Usted ha sido crítico de la dinámica del mercado editorial, porque cada libro no alcanza a recibir el impulso necesario...
La vida de los libros es cada vez más corta en las librerías. Si no
tienen unos ritmos de venta crecientes, se mueren en la exhibición de
novedades y son empujados por otras novedades. Les pasa lo mismo en los
espacios periodísticos: desaparecen. La modelo asesinada es una mirada
irónica al mundo de la alta prostitución atravesada por el narcotráfico y
la política, una historia imaginaria que devuelve al contexto del
proceso 8.000 y al tejido banal o sangriento de las industrias de la
belleza. Rencor ha sido leída como documento y como ficción. Ambas han
sido tema de estudios académicos, pero son, ante todo, novelas. Ahora
tienen su segunda oportunidad.
¿De quién es la responsabilidad de que se lea tan poco en Colombia, según los datos que se conocen?
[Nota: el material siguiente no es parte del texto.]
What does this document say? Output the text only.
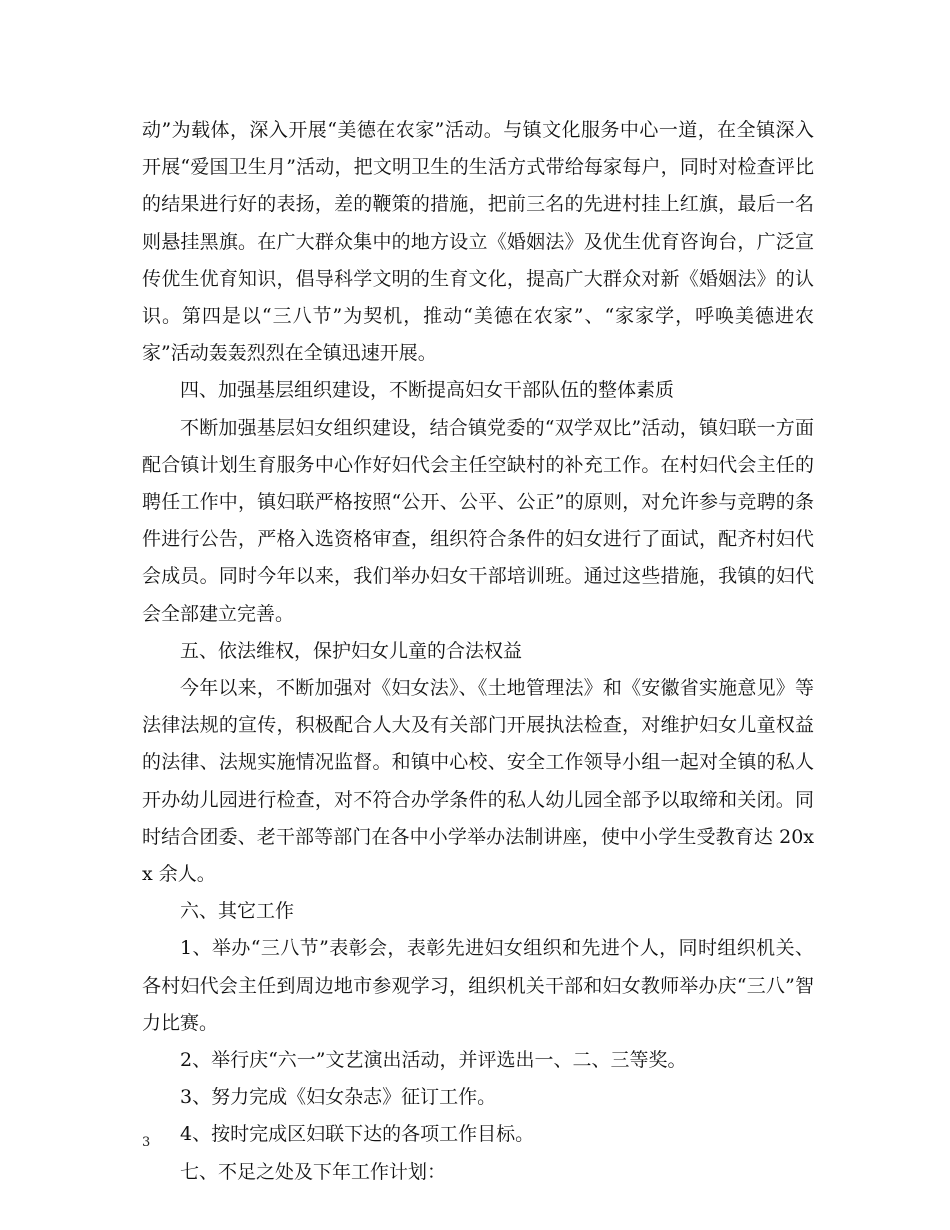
动”为载体，深入开展“美德在农家”活动。与镇文化服务中心一道，在全镇深入开展“爱国卫生月”活动，把文明卫生的生活方式带给每家每户，同时对检查评比的结果进行好的表扬，差的鞭策的措施，把前三名的先进村挂上红旗，最后一名则悬挂黑旗。在广大群众集中的地方设立《婚姻法》及优生优育咨询台，广泛宣传优生优育知识，倡导科学文明的生育文化，提高广大群众对新《婚姻法》的认识。第四是以“三八节”为契机，推动“美德在农家”、“家家学，呼唤美德进农家”活动轰轰烈烈在全镇迅速开展。

四、加强基层组织建设，不断提高妇女干部队伍的整体素质

不断加强基层妇女组织建设，结合镇党委的“双学双比”活动，镇妇联一方面配合镇计划生育服务中心作好妇代会主任空缺村的补充工作。在村妇代会主任的聘任工作中，镇妇联严格按照“公开、公平、公正”的原则，对允许参与竞聘的条件进行公告，严格入选资格审查，组织符合条件的妇女进行了面试，配齐村妇代会成员。同时今年以来，我们举办妇女干部培训班。通过这些措施，我镇的妇代会全部建立完善。

五、依法维权，保护妇女儿童的合法权益

今年以来，不断加强对《妇女法》、《土地管理法》和《安徽省实施意见》等法律法规的宣传，积极配合人大及有关部门开展执法检查，对维护妇女儿童权益的法律、法规实施情况监督。和镇中心校、安全工作领导小组一起对全镇的私人开办幼儿园进行检查，对不符合办学条件的私人幼儿园全部予以取缔和关闭。同时结合团委、老干部等部门在各中小学举办法制讲座，使中小学生受教育达 20xx 余人。

六、其它工作

1、举办“三八节”表彰会，表彰先进妇女组织和先进个人，同时组织机关、各村妇代会主任到周边地市参观学习，组织机关干部和妇女教师举办庆“三八”智力比赛。

2、举行庆“六一”文艺演出活动，并评选出一、二、三等奖。

3、努力完成《妇女杂志》征订工作。

4、按时完成区妇联下达的各项工作目标。

七、不足之处及下年工作计划：

3
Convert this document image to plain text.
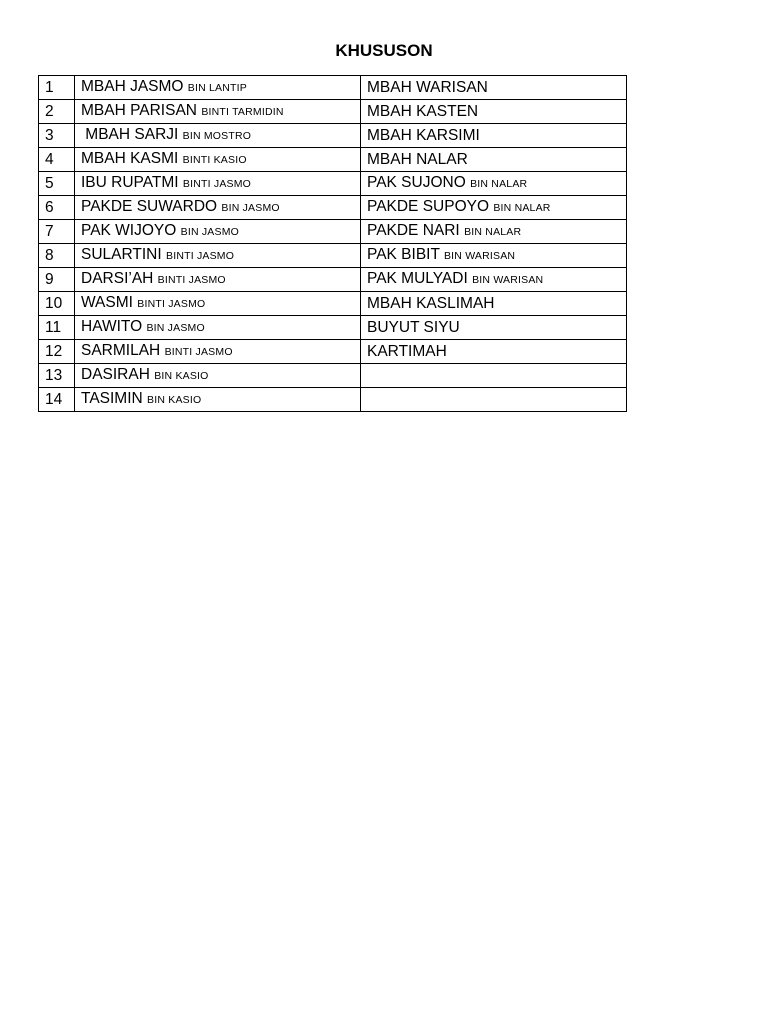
KHUSUSON
1	MBAH JASMO BIN LANTIP	MBAH WARISAN
2	MBAH PARISAN BINTI TARMIDIN	MBAH KASTEN
3	MBAH SARJI BIN MOSTRO	MBAH KARSIMI
4	MBAH KASMI BINTI KASIO	MBAH NALAR
5	IBU RUPATMI BINTI JASMO	PAK SUJONO BIN NALAR
6	PAKDE SUWARDO BIN JASMO	PAKDE SUPOYO BIN NALAR
7	PAK WIJOYO BIN JASMO	PAKDE NARI BIN NALAR
8	SULARTINI BINTI JASMO	PAK BIBIT BIN WARISAN
9	DARSI’AH BINTI JASMO	PAK MULYADI BIN WARISAN
10	WASMI BINTI JASMO	MBAH KASLIMAH
11	HAWITO BIN JASMO	BUYUT SIYU
12	SARMILAH BINTI JASMO	KARTIMAH
13	DASIRAH BIN KASIO	
14	TASIMIN BIN KASIO	
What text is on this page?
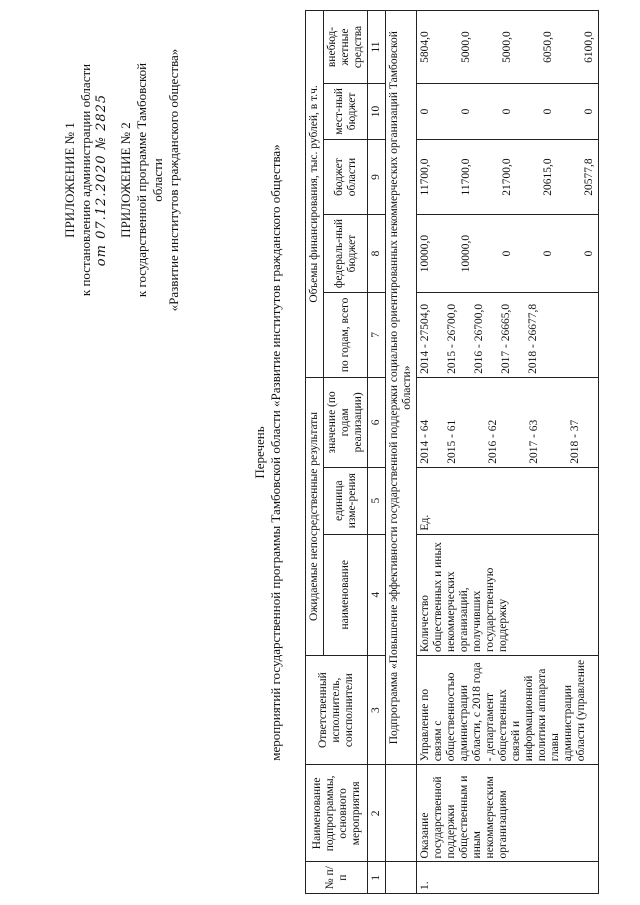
ПРИЛОЖЕНИЕ № 1 к постановлению администрации области от 07.12.2020 № 2825 ПРИЛОЖЕНИЕ № 2 к государственной программе Тамбовской области «Развитие институтов гражданского общества»
Перечень мероприятий государственной программы Тамбовской области «Развитие институтов гражданского общества»
№ п/п	Наименование подпрограммы, основного мероприятия	Ответственный исполнитель, соисполнители	Ожидаемые непосредственные результаты			Объемы финансирования, тыс. рублей, в т.ч.				
			наименование	единица изме-рения	значение (по годам реализации)	по годам, всего	федераль-ный бюджет	бюджет области	мест-ный бюджет	внебюд-жетные средства
1	2	3	4	5	6	7	8	9	10	11
		Подпрограмма «Повышение эффективности государственной поддержки социально ориентированных некоммерческих организаций Тамбовской области»								
1.	Оказание государственной поддержки общественным и иным некоммерческим организациям	Управление по связям с общественностью администрации области, с 2018 года - департамент общественных связей и информационной политики аппарата главы администрации области (управление	Количество общественных и иных некоммерческих организаций, получивших государственную поддержку	Ед.	2014 - 64 2015 - 61 2016 - 62 2017 - 63 2018 - 37	2014 - 27504,0 2015 - 26700,0 2016 - 26700,0 2017 - 26665,0 2018 - 26677,8	10000,0 10000,0 0 0 0	11700,0 11700,0 21700,0 20615,0 20577,8	0 0 0 0 0	5804,0 5000,0 5000,0 6050,0 6100,0
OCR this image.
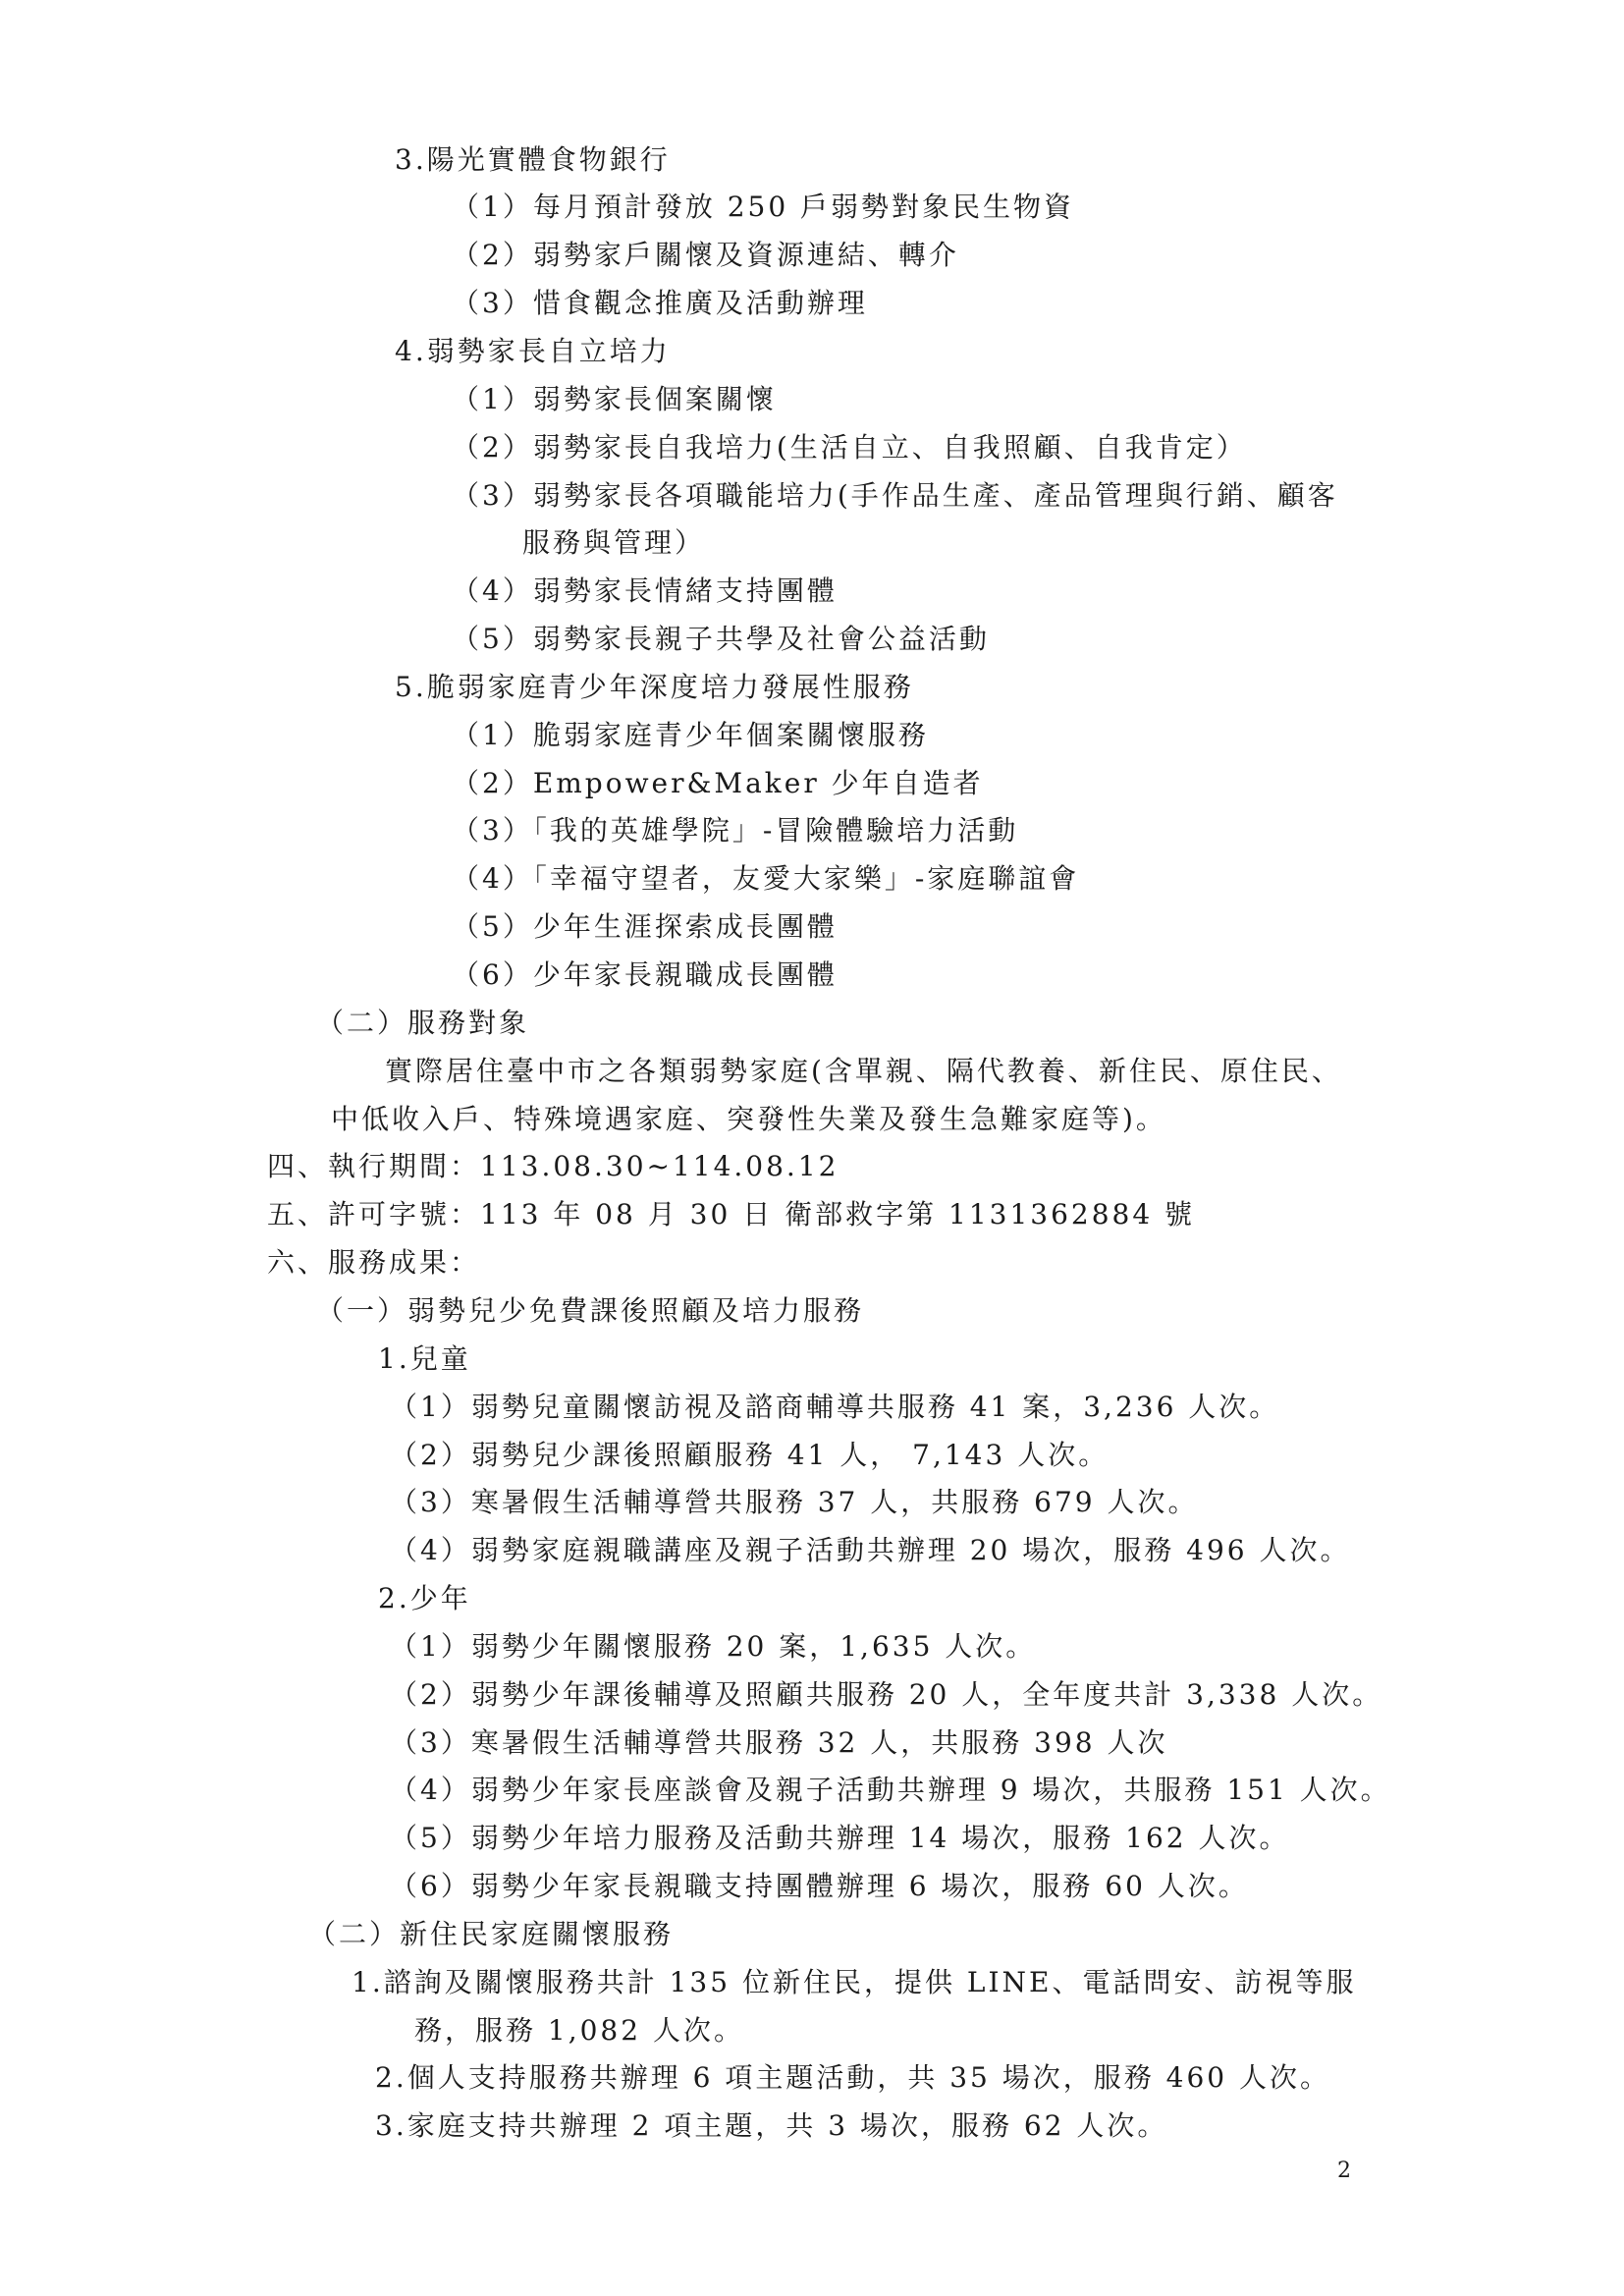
3.陽光實體食物銀行
（1）每月預計發放 250 戶弱勢對象民生物資
（2）弱勢家戶關懷及資源連結、轉介
（3）惜食觀念推廣及活動辦理
4.弱勢家長自立培力
（1）弱勢家長個案關懷
（2）弱勢家長自我培力(生活自立、自我照顧、自我肯定）
（3）弱勢家長各項職能培力(手作品生產、產品管理與行銷、顧客
服務與管理）
（4）弱勢家長情緒支持團體
（5）弱勢家長親子共學及社會公益活動
5.脆弱家庭青少年深度培力發展性服務
（1）脆弱家庭青少年個案關懷服務
（2）Empower&Maker 少年自造者
（3）「我的英雄學院」-冒險體驗培力活動
（4）「幸福守望者，友愛大家樂」-家庭聯誼會
（5）少年生涯探索成長團體
（6）少年家長親職成長團體
（二）服務對象
實際居住臺中市之各類弱勢家庭(含單親、隔代教養、新住民、原住民、
中低收入戶、特殊境遇家庭、突發性失業及發生急難家庭等)。
四、執行期間：113.08.30~114.08.12
五、許可字號：113 年 08 月 30 日 衛部救字第 1131362884 號
六、服務成果：
（一）弱勢兒少免費課後照顧及培力服務
1.兒童
（1）弱勢兒童關懷訪視及諮商輔導共服務 41 案，3,236 人次。
（2）弱勢兒少課後照顧服務 41 人， 7,143 人次。
（3）寒暑假生活輔導營共服務 37 人，共服務 679 人次。
（4）弱勢家庭親職講座及親子活動共辦理 20 場次，服務 496 人次。
2.少年
（1）弱勢少年關懷服務 20 案，1,635 人次。
（2）弱勢少年課後輔導及照顧共服務 20 人，全年度共計 3,338 人次。
（3）寒暑假生活輔導營共服務 32 人，共服務 398 人次
（4）弱勢少年家長座談會及親子活動共辦理 9 場次，共服務 151 人次。
（5）弱勢少年培力服務及活動共辦理 14 場次，服務 162 人次。
（6）弱勢少年家長親職支持團體辦理 6 場次，服務 60 人次。
（二）新住民家庭關懷服務
1.諮詢及關懷服務共計 135 位新住民，提供 LINE、電話問安、訪視等服
務，服務 1,082 人次。
2.個人支持服務共辦理 6 項主題活動，共 35 場次，服務 460 人次。
3.家庭支持共辦理 2 項主題，共 3 場次，服務 62 人次。
2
No es cierto que vivamos una época en la que se lee poco. Se lee
mucho. No me asusta la desaparición del libro impreso y tampoco creo que
vaya a desaparecer la literatura: el ser humano necesitará siempre
historias reales e imaginarias y discusión de ideas, lo imaginado como
sustituto de lo vivido. Pero en Colombia leemos menos libros que los
argentinos, los mexicanos y los chilenos, por ejemplo. Se lee poco
porque no se ha enseñado a leer placenteramente; los métodos son
aburridos. ¿Por qué poner a un joven de 12 años a leer Cien años de
soledad? En una sociedad donde los padres y los maestros no leen o leen
muy poco, es posible que los hijos y sus alumnos lean mucho menos. Es
decir, nada. El libro, en cualquier soporte (impreso o electrónico), no
se considera necesario en nuestra cultura cotidiana, es un lujo. Se dice
que caro, pero hay formidables colecciones de libros de bolsillo con
grandes autores y obras clásicas y contemporáneas a precios asequibles,
menos que, por ejemplo, el precio de una caneca de aguardiente y la
entrada a un concierto de silvestres quejidos vallenatos.
¿El libro que está escribiendo ahora mismo le satisface más que el anterior?
El libro que acabo de terminar y entregar al editor, Tierra quemada,
es una novela alegórica de 400 páginas que se publicará dentro de dos o
tres meses; es la suma que temas obsesivos en mis últimos libros, desde
Rencor hasta Señor Sombra. Gira alrededor de una guerra que no termina,
transcurre en una tierra devastada y en un mundo de destrucción casi
apocalíptico: 500 desplazados conducidos a ninguna parte, testigos
agónicos y paulatinamente sacrificados de una nueva guerra que empieza
con los restos de aquella que no terminó del todo. Siento que es lo
mejor y más doloroso que he escrito.
¿Qué le falta por escribir?
Mucho. Mi autobiografía: medio siglo de experiencias a veces
tumultuosas. Medio siglo con personas y eventos que marcaron el mundo.